The corporate world is beginning to catch on to this. Some companies are experimenting with prediction markets in making business decisions. Siemens AG used an internal market to predict whether a software project would be completed on time. Hewlett- Packard used an internal market to forecast printer sales. Eli Lilly used one to estimate its chances of winning Food and Drug Administration approval for new products in the research pipeline. Goldman Sachs and Deutsche Bank host auctions for economic statistics futures, including employment, industrial output, retail sales and inflation. And, since a few months ago, Yahoo! has run Tech Buzz, prediction markets for high-tech products, to help predict future trends.
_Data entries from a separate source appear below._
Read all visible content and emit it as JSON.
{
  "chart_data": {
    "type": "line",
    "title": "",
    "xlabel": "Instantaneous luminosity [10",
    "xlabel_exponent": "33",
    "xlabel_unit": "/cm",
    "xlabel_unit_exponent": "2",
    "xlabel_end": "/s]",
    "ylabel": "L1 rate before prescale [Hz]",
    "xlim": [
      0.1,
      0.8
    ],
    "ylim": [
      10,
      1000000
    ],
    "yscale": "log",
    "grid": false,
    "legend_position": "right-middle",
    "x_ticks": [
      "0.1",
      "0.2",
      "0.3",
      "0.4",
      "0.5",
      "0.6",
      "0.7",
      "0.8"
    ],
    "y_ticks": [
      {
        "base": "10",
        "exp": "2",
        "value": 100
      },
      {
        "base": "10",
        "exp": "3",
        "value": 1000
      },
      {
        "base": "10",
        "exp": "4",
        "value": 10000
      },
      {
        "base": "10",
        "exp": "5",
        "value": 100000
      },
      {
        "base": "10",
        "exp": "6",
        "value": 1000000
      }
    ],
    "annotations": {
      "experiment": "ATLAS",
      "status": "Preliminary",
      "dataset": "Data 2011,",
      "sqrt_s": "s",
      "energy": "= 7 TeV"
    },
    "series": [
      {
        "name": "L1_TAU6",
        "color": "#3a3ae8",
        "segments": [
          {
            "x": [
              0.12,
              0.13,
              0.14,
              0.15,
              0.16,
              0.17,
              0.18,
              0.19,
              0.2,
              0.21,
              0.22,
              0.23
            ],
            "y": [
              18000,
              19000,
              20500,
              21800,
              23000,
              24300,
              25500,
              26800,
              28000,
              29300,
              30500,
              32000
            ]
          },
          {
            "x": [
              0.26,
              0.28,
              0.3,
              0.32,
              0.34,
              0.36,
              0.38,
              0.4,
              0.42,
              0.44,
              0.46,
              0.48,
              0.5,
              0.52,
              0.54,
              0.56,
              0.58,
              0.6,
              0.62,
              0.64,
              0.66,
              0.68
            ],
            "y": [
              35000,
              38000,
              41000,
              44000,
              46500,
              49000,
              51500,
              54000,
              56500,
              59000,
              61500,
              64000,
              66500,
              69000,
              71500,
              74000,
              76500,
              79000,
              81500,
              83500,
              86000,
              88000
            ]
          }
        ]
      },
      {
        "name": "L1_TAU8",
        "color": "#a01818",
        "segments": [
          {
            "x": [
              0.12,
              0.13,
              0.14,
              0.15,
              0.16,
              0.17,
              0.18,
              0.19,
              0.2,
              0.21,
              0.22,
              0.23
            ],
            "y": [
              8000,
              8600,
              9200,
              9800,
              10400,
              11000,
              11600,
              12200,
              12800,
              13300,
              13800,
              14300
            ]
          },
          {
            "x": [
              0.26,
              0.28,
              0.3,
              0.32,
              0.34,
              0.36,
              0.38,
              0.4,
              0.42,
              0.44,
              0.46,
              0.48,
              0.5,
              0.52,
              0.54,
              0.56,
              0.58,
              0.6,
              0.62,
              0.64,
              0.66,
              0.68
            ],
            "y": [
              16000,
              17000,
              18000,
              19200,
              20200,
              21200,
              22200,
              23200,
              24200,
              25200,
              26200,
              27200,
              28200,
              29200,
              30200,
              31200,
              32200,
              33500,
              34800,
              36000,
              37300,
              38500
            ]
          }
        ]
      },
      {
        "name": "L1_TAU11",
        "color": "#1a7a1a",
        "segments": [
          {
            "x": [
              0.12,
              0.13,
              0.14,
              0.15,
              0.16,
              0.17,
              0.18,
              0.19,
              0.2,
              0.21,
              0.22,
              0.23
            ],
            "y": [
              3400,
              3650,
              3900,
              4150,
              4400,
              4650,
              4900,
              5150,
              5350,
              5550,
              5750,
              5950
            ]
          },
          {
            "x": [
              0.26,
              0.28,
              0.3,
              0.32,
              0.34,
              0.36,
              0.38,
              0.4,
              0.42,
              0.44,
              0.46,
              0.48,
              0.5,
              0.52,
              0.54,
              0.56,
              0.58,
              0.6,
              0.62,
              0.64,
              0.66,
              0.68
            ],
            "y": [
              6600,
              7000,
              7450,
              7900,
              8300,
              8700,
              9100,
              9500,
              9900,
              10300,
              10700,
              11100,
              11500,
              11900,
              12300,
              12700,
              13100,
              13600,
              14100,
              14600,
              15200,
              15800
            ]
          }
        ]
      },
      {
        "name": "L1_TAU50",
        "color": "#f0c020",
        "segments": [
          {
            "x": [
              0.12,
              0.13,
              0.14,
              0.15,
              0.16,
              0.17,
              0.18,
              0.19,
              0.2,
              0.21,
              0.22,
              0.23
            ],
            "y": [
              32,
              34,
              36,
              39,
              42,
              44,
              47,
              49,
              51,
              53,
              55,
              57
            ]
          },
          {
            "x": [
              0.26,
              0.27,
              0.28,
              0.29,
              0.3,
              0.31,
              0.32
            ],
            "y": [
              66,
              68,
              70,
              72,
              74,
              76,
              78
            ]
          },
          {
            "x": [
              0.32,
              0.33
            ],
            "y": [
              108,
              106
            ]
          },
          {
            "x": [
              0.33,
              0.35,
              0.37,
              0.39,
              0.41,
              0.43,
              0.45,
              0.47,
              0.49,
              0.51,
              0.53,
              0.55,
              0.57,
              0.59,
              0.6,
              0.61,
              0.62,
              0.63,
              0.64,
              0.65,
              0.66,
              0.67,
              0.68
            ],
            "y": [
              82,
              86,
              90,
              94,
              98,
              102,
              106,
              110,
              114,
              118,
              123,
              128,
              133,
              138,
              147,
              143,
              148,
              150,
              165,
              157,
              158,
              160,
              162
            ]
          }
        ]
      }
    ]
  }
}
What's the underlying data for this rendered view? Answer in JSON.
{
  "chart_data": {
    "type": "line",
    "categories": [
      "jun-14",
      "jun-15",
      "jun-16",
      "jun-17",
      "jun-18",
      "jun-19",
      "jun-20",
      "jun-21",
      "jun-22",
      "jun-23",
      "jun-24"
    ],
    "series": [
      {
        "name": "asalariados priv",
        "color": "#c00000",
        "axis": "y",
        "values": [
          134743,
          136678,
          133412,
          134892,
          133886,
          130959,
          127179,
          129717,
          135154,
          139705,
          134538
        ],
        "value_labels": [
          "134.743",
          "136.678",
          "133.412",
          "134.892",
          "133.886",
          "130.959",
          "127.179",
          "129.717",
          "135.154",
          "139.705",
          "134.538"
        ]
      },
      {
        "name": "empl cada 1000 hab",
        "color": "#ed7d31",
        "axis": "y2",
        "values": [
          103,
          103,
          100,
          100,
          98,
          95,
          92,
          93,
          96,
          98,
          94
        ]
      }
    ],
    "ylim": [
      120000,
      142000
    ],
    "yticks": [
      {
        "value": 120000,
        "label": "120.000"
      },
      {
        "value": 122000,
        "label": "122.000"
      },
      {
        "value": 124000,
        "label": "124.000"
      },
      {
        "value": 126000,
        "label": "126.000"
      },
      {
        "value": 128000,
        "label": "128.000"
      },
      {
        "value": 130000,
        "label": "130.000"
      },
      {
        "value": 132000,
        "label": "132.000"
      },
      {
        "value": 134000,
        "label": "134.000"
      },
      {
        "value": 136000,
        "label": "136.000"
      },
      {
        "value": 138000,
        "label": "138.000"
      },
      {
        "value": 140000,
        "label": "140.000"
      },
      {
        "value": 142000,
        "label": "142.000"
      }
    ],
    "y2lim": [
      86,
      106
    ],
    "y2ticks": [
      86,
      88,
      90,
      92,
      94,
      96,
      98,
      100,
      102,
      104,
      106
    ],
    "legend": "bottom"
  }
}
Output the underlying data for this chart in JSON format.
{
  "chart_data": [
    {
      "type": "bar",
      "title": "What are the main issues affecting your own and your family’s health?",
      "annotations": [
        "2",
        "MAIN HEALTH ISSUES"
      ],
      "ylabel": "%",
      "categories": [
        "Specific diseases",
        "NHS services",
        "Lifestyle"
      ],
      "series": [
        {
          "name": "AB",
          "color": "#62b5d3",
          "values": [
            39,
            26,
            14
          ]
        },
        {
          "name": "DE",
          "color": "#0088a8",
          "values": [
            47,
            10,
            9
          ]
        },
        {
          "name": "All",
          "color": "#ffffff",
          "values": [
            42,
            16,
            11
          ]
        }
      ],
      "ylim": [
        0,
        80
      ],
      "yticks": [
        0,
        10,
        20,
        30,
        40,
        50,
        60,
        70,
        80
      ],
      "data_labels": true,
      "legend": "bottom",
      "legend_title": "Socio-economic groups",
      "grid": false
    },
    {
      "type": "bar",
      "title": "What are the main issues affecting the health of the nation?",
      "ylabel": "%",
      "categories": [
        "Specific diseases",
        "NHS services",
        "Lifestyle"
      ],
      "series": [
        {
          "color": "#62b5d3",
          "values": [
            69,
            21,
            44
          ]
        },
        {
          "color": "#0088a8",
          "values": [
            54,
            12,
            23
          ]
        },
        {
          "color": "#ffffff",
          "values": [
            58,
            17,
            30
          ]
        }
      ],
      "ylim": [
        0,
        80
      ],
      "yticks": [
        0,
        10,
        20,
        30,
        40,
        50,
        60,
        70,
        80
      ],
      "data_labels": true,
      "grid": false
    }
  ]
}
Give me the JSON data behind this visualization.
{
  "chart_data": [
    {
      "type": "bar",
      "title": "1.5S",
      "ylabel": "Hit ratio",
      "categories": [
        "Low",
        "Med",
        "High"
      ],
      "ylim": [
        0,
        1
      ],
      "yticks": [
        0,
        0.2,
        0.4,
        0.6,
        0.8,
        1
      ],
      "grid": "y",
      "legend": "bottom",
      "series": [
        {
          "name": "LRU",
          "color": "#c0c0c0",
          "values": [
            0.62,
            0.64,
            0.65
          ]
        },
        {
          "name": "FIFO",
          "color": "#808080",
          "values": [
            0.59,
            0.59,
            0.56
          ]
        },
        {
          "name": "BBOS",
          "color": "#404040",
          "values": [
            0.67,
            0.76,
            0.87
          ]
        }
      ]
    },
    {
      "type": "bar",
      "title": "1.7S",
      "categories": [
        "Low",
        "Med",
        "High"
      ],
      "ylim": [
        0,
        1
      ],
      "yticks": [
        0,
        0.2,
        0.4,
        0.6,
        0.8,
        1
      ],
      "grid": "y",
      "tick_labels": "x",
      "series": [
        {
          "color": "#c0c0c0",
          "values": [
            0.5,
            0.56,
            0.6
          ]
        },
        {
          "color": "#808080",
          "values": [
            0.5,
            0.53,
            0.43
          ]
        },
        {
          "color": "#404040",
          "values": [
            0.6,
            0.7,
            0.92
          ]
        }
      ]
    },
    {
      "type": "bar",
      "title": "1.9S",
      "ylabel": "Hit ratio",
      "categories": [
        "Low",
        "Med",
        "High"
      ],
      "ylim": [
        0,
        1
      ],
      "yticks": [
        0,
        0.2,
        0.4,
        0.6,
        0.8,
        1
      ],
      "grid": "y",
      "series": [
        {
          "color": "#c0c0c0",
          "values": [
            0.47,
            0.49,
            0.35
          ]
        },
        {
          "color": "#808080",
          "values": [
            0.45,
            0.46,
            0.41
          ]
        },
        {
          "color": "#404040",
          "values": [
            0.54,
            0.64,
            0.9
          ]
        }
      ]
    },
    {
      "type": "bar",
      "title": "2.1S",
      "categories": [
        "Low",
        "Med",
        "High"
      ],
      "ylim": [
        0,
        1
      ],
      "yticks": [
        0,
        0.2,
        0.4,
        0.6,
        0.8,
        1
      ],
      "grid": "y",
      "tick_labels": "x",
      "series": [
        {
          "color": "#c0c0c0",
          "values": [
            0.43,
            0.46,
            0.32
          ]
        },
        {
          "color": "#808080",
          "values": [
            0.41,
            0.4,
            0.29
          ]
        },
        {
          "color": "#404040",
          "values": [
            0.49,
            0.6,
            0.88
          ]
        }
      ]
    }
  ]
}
Despite the PAM debacle, Robin Hanson -- an economist at George Mason University and a leading advocate of prediction (idea) -- claims that such markets can be used to assess potential consequences of policy decisions by a government or other institutions. Indeed, Hanson wants to go further. In his paper Shall We Vote on Values, But Bet on Beliefs, Hanson proposed a new form of government, which he calls a "Futarchy". In this government, elected representatives would formally define and manage after-the-fact measurements of national welfare, while market speculators would say which policies they expected to raise national welfare.

Or consider Robert Hahn, director of the American Enterprise Institute-Brookings Joint Center for Regulatory Studies, who offers a simpler and less controversial idea. He believes that prediction markets could be of great help in forming policy, especially when combined with performance-related contracts.

In action, the Iowa Electronics Market is now running the Influenza Prediction Market, where the players are doctors, nurses and pharmacists across Iowa. The goal is to help Iowa hospitals and clinics prepare for a rush of flu cases.

Will such markets be considered by Indonesian business decision makers and policy makers? I do not know. What I do know is that these markets offer another way of getting people together to make smarter and better decisions.